The article opened up with the whiny line “In the Trump-dominated global economy, the U.S. gets plenty but gives nothing in return.” It seemed like a dig that ended up showing exactly what the Trump administration had been advocating from the beginning, an America first policy. 

If America had gotten an unfair, or net neutral deal, Axios would have run with it as a failure of the Trump administration, instead it’s Trump’s fault for not giving anything in return?

As the saying goes: “You can't have your cake and eat it too.”

Axios neglected to mention that the EU had agreed to purchase $750 billion of U.S. energy exports through 2028, effectively moving them further away from being dependent on Russia for energy as the war in Ukraine raged on.  

Courtenay Brown, the economics reporter behind the article, was forced to weigh the significance of the United States markets when detailing why the EU agreed to this framework. Finally showing what the Trump administration had been trying to say the whole time, the U.S. markets were too strong for other countries to not come to the table and make a deal, as was evident with the EU.

They then tried to offer a critical approach by citing "asymmetric" trade deals and how they could hurt the USA. Fretting: “Opening markets benefits domestic producers only if foreigners are willing to buy — not always a sure thing, as with U.S. cars in Japan.”

The Japan auto deal hardly drew a meaningful correlation with a predicted outcome of U.S. exports to the EU. For one, the EU had a relatively open auto market compared to Japan, importing $7.2 billion in U.S. vehicles in 2024, and with tariff reductions on auto parts imported to the EU it’s poised to grow. 
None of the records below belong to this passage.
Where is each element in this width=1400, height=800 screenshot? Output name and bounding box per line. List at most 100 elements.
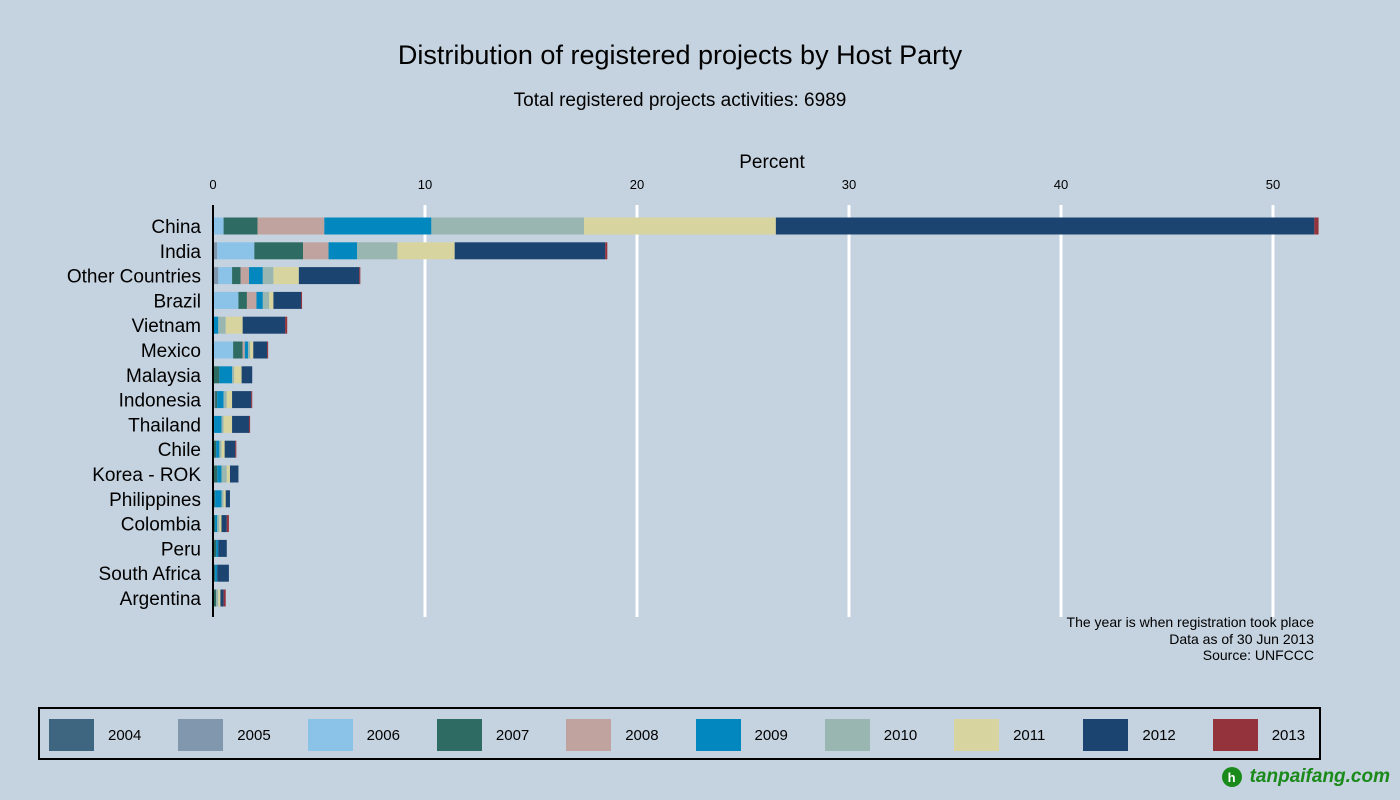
- watermark-text: tanpaifang.com: [1249, 766, 1390, 787]
- bar-segment-2011: [223, 415, 233, 433]
- bar-segment-2006: [213, 291, 239, 309]
- bar-segment-2009: [215, 564, 218, 582]
- bar-segment-2007: [213, 589, 217, 607]
- x-tick-label: 30: [842, 177, 856, 192]
- note-line: Source: UNFCCC: [1202, 647, 1314, 663]
- bar-segment-2006: [213, 341, 234, 359]
- bar-segment-2010: [221, 490, 224, 508]
- bar-segment-2007: [213, 465, 218, 483]
- legend-swatch: [1212, 719, 1258, 751]
- bar-segment-2010: [217, 515, 220, 533]
- bar-segment-2012: [232, 391, 252, 409]
- bar-segment-2013: [359, 267, 361, 285]
- legend-label: 2011: [1013, 726, 1046, 744]
- bar-segment-2007: [213, 515, 216, 533]
- bar-segment-2011: [223, 490, 226, 508]
- bar-segment-2012: [273, 291, 301, 309]
- legend-item-2012: 2012: [1083, 719, 1176, 751]
- bar-segment-2011: [273, 267, 299, 285]
- bar-segment-2011: [226, 391, 233, 409]
- bar-segment-2005: [213, 242, 218, 260]
- legend-item-2009: 2009: [695, 719, 788, 751]
- bar-segment-2006: [213, 217, 224, 235]
- bar-segment-2007: [213, 490, 216, 508]
- legend-swatch: [695, 719, 741, 751]
- legend-label: 2013: [1271, 726, 1306, 744]
- bar-segment-2010: [219, 440, 222, 458]
- y-tick-label: Brazil: [153, 291, 201, 312]
- y-tick-label: Mexico: [141, 341, 201, 362]
- bar-segment-2009: [217, 465, 222, 483]
- chart-title: Distribution of registered projects by H…: [397, 40, 963, 70]
- bar-segment-2013: [267, 341, 269, 359]
- bar-segment-2009: [216, 440, 220, 458]
- bar-segment-2012: [454, 242, 606, 260]
- bar-segment-2008: [242, 341, 245, 359]
- bar-segment-2010: [221, 465, 227, 483]
- bar-segment-2009: [324, 217, 432, 235]
- y-tick-label: Indonesia: [119, 391, 202, 412]
- legend-label: 2012: [1142, 726, 1176, 744]
- bar-segment-2012: [218, 539, 227, 557]
- bar-segment-2009: [215, 515, 218, 533]
- bar-segment-2007: [233, 341, 243, 359]
- bar-segment-2010: [218, 316, 226, 334]
- legend-swatch: [307, 719, 353, 751]
- bar-segment-2013: [226, 515, 229, 533]
- bar-segment-2007: [223, 217, 258, 235]
- legend-label: 2006: [366, 726, 400, 744]
- y-tick-label: Chile: [158, 440, 201, 461]
- bar-segment-2007: [215, 391, 218, 409]
- legend-item-2011: 2011: [954, 719, 1045, 751]
- bar-segment-2012: [242, 316, 286, 334]
- y-tick-label: Argentina: [120, 589, 202, 610]
- legend-item-2004: 2004: [49, 719, 141, 751]
- bar-segment-2008: [240, 267, 250, 285]
- bar-segment-2013: [285, 316, 288, 334]
- bar-segment-2012: [253, 341, 268, 359]
- bar-segment-2012: [217, 564, 229, 582]
- legend-label: 2005: [237, 726, 271, 744]
- bar-segment-2012: [229, 465, 239, 483]
- bar-segment-2010: [262, 291, 270, 309]
- bar-segment-2008: [246, 291, 257, 309]
- legend-item-2007: 2007: [436, 719, 529, 751]
- bar-segment-2012: [241, 366, 253, 384]
- y-tick-label: India: [160, 242, 202, 263]
- bar-segment-2007: [213, 539, 217, 557]
- y-tick-label: South Africa: [99, 564, 202, 585]
- legend-item-2006: 2006: [307, 719, 400, 751]
- bar-segment-2011: [219, 515, 222, 533]
- bar-segment-2012: [220, 589, 224, 607]
- bar-segment-2012: [232, 415, 250, 433]
- bar-segment-2005: [213, 267, 219, 285]
- y-tick-label: Vietnam: [132, 316, 201, 337]
- bar-segment-2011: [226, 465, 230, 483]
- x-tick-label: 40: [1054, 177, 1068, 192]
- legend-swatch: [566, 719, 612, 751]
- bar-segment-2007: [213, 564, 216, 582]
- bar-segment-2011: [250, 341, 254, 359]
- bar-segment-2012: [224, 440, 236, 458]
- bar-segment-2009: [214, 415, 222, 433]
- x-tick-label: 50: [1266, 177, 1280, 192]
- bar-segment-2012: [775, 217, 1315, 235]
- legend-swatch: [49, 719, 94, 751]
- bar-segment-2012: [298, 267, 360, 285]
- legend-swatch: [954, 719, 1000, 751]
- legend-item-2013: 2013: [1212, 719, 1306, 751]
- bar-segment-2010: [357, 242, 398, 260]
- bar-segment-2013: [1314, 217, 1319, 235]
- bar-segment-2010: [232, 366, 235, 384]
- bar-segment-2009: [215, 490, 222, 508]
- bar-segment-2010: [221, 415, 224, 433]
- legend-label: 2008: [625, 726, 659, 744]
- bar-segment-2013: [235, 440, 237, 458]
- bar-chart: Percent 0 10 20 30 40 50 China India Other Countr…: [67, 152, 1319, 617]
- bar-segment-2007: [232, 267, 241, 285]
- chart-subtitle: Total registered projects activities: 69…: [513, 90, 847, 111]
- bar-segment-2012: [221, 515, 227, 533]
- bar-segment-2011: [234, 366, 242, 384]
- bar-segment-2010: [262, 267, 274, 285]
- bar-segment-2007: [213, 366, 220, 384]
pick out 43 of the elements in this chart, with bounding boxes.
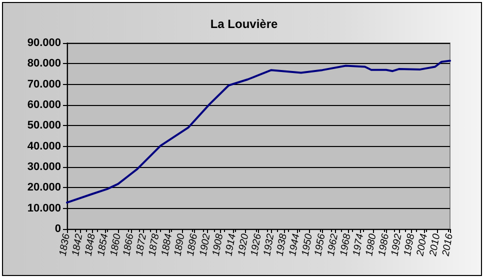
x-tick-label: 2010: [428, 232, 443, 258]
y-tick-label: 60.000: [27, 99, 61, 111]
x-tick-label: 1884: [160, 232, 175, 257]
x-tick-label: 1926: [249, 232, 264, 257]
line-series: [66, 60, 451, 204]
x-tick-label: 1836: [58, 232, 72, 257]
x-tick-label: 2016: [440, 232, 456, 258]
x-tick-label: 1860: [108, 232, 124, 257]
x-tick-label: 1956: [313, 232, 328, 257]
x-tick-label: 1842: [70, 232, 86, 257]
x-tick-label: 1902: [198, 232, 213, 257]
x-tick-label: 1848: [83, 232, 98, 257]
x-tick-label: 1878: [147, 232, 162, 257]
x-tick-label: 1986: [376, 232, 392, 257]
x-tick-label: 1974: [351, 232, 366, 257]
x-tick-label: 1962: [326, 232, 341, 257]
x-tick-label: 1944: [288, 232, 302, 257]
x-tick-label: 1950: [300, 232, 316, 257]
x-tick-label: 1872: [134, 232, 150, 257]
y-tick-label: 70.000: [27, 78, 61, 90]
y-tick-label: 10.000: [27, 202, 61, 214]
y-tick-label: 0: [54, 223, 61, 235]
x-tick-label: 1932: [262, 232, 277, 257]
y-tick-label: 20.000: [27, 182, 61, 194]
x-tick-label: 1854: [96, 232, 111, 257]
y-tick-label: 50.000: [27, 120, 61, 132]
x-tick-label: 1914: [224, 232, 238, 257]
x-tick-label: 1938: [274, 232, 290, 257]
y-tick-label: 90.000: [27, 37, 61, 49]
chart-title: La Louvière: [210, 17, 278, 31]
x-tick-label: 1980: [364, 232, 379, 257]
x-tick-label: 1920: [236, 232, 252, 257]
x-tick-label: 2004: [415, 232, 430, 258]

Secondly, the EU was a much broader deal that included the opening of EU markets to the USA including investments into US energy and military equipment, allowing for a wide range of investments into American producers. 

The only critique they could really find from the deal was that it may or may not take time to materialize. “Investments promised by the European Union and Japan will likely materialize over an extended period as well,” Brown wrote, as if time was not a factor in any economic development.